El Panal logra la paz con el Sindicato de Empleados Públicos y su mandamás, José Pihen. Suma así la CTG Chacabuco como aliada para la campaña electoral.

Por Felipe Osman

El Gobierno provincial y el Sindicato de Empleados Públicos (SEP) llegaron a un acuerdo por el cual la administración se comprometió a adelantar el pago de la “cláusula gatillo”. En rigor, la paritaria provincial preveía el pago de una diferencia salarial a los empleados públicos si la inflación medida por el Índice Córdoba superaba los 18 puntos porcentuales durante los primeros diez meses del año. Dado que entre enero y agosto el Índice de Inflación Córdoba superó el 16%, se convino comenzar a pagar esa diferencia desde octubre, dándose por sentado que durante septiembre la inflación superará el 18 por ciento.
Otro de los reclamos que el SEP, comandado por el también legislador provincial de Unión por Córdoba (UPC) José Pihen, llevó al acuerdo, fue el pase a planta permanente de alrededor de 800 contratados.
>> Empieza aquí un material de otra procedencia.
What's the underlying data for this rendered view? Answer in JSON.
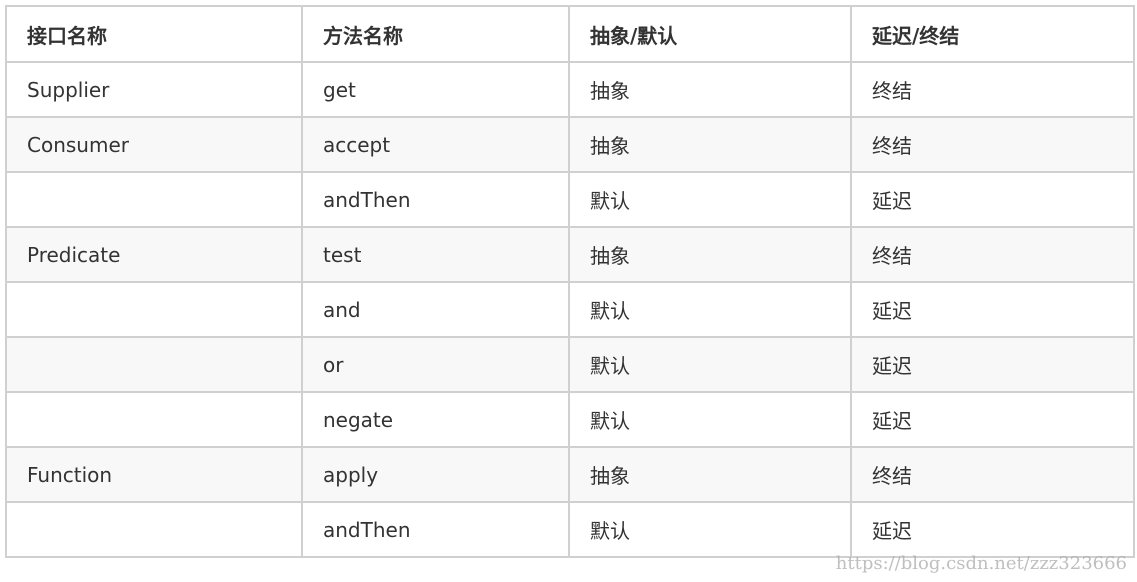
{
  "table": {
    "headers": [
      "接口名称",
      "方法名称",
      "抽象/默认",
      "延迟/终结"
    ],
    "rows": [
      [
        "Supplier",
        "get",
        "抽象",
        "终结"
      ],
      [
        "Consumer",
        "accept",
        "抽象",
        "终结"
      ],
      [
        "",
        "andThen",
        "默认",
        "延迟"
      ],
      [
        "Predicate",
        "test",
        "抽象",
        "终结"
      ],
      [
        "",
        "and",
        "默认",
        "延迟"
      ],
      [
        "",
        "or",
        "默认",
        "延迟"
      ],
      [
        "",
        "negate",
        "默认",
        "延迟"
      ],
      [
        "Function",
        "apply",
        "抽象",
        "终结"
      ],
      [
        "",
        "andThen",
        "默认",
        "延迟"
      ]
    ]
  },
  "watermark": "https://blog.csdn.net/zzz323666"
}
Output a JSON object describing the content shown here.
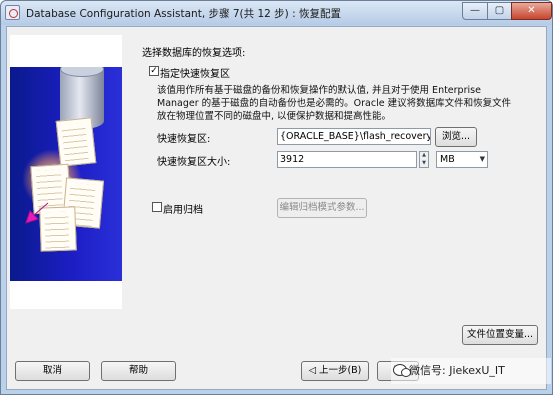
{
  "window": {
    "title": "Database Configuration Assistant, 步骤 7(共 12 步) : 恢复配置",
    "minimize": "—",
    "maximize": "▢",
    "close": "✕"
  },
  "recovery": {
    "section_title": "选择数据库的恢复选项:",
    "fast_recovery_checked": "✓",
    "fast_recovery_label": "指定快速恢复区",
    "description": "该值用作所有基于磁盘的备份和恢复操作的默认值, 并且对于使用 Enterprise Manager 的基于磁盘的自动备份也是必需的。Oracle 建议将数据库文件和恢复文件放在物理位置不同的磁盘中, 以便保护数据和提高性能。",
    "area_label": "快速恢复区:",
    "area_value": "{ORACLE_BASE}\\flash_recovery_area",
    "browse_label": "浏览...",
    "size_label": "快速恢复区大小:",
    "size_value": "3912",
    "size_unit": "MB",
    "archive_checked": "",
    "archive_label": "启用归档",
    "edit_archive_label": "编辑归档模式参数...",
    "file_locations_label": "文件位置变量..."
  },
  "footer": {
    "cancel": "取消",
    "help": "帮助",
    "back": "上一步(B)",
    "next": "下",
    "watermark": "微信号: JiekexU_IT"
  },
  "colors": {
    "banner_blue": "#1c1ec4",
    "titlebar": "#b9d1ea",
    "close_red": "#c7452f"
  },
  "icons": {
    "app": "oracle-dbca-icon",
    "back": "back-arrow-icon",
    "next": "next-arrow-icon",
    "dropdown": "chevron-down-icon",
    "watermark": "wechat-icon"
  }
}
Si bien no fue pactada su estabilización inmediata, el Gobierno Provincial aceptó incorporar a un “veedor” del sindicato a la Secretaría General de la Gobernación, a la vez que se comprometió a agilizar los pases a planta reclamados.
Arribar a este acuerdo es de gran importancia para Schiaretti. Logra así desactivar un potencial frente de conflicto gremial, que de ser desatendido podría haber estallado en plena campaña electoral, en la proximidad de los comicios.
Debe tenerse en cuenta, además, que José Pihen no solo es el mandamás del SEP, también comanda la CGT Chacabuco, de la cual unión por Córdoba espera respaldo en esta campaña.
Recuérdese que la relación entre José Pihen y el Panal no ha estado exenta de tensiones durante las últimas semanas. Luego del duro golpe que las PASO representaron para Unión por Córdoba, el peronismo cordobés se sacudió el polvo, realizó autocrítica y salió a ajustar la estrategia, con la mira puesta en mejorar, o al menos sostener, sus números el 22 de octubre.
Uno de los frentes que primero concentraron su atención fue el gremial. La CTG Chacabuco no estaba conforme con la participación que UPC le había dado durante la primera fase de la campaña electoral y recordaron que sólo fueron convocados en las postrimerías de las actividades proselitistas.
Carlos Caserio, presidente del PJ cordobés, fue el encargado de recomponer estas relaciones. Caserio se reunió entonces con Pihen y un nutrido grupo de gremialistas. El resultado de la reunión fue un acuerdo por el cual los dirigentes sindicales se comprometieron a participar activamente durante las actividades de campaña y, en contra partida, UPC garantizaría la participación de los dirigentes en las decisiones relativas a su diseño.
Pero la tregua duró poco. José Pihen, convocó a un plenario provincial de delegados para tratar una serie de presuntos incumplimientos de la gestión de Schiaretti. Entre ellos señaló: el incumplimiento del acta acuerdo firmada en marzo de este año, donde se fijó un plazo de 120 días para finalizar los trámites que habilitaran el pase a planta permanente de los agentes que rindieron concurso; el vencimiento de la fecha perentoria para la confección de la orgánica en hospitales y centros de salud dependientes de la Provincia; y la quita de adicionales para empleados del área de Cultura. “No descartamos una jornada de protesta”, anticipó a diario Alfil en dicha oportunidad.
Este es el conflicto que Schiaretti dejó saldado ayer. No solo desactivando un conflicto que podría haber cobrado gran intensidad en la proximidad de los comicios, sino también recomponiendo las relaciones con un aliado de peso, como lo es la Central obrera comandada por Pihen.

EPEC
Al mismo tiempo otro frente gremial se abre para el Gobierno. En este caso, con el Sindicato de Luz y Fuerza de Córdoba, comandado por Gabriel Suárez. El gremialista anuncio el estado de alerta y movilización en reclamo por la incorporación de más personal y no descartó tomar medidas de fuerza si las demandas no son aceptadas por EPEC.
Como es de esperarse, todos estos reclamos se suceden en la proximidad de los comicios, cuando un conflicto gremial o la realización de medidas de fuerza resultan más costosos, en términos políticos, para el Gobierno provincial, y cuando los sindicatos ven potenciado, por lo tanto, su poder de presión.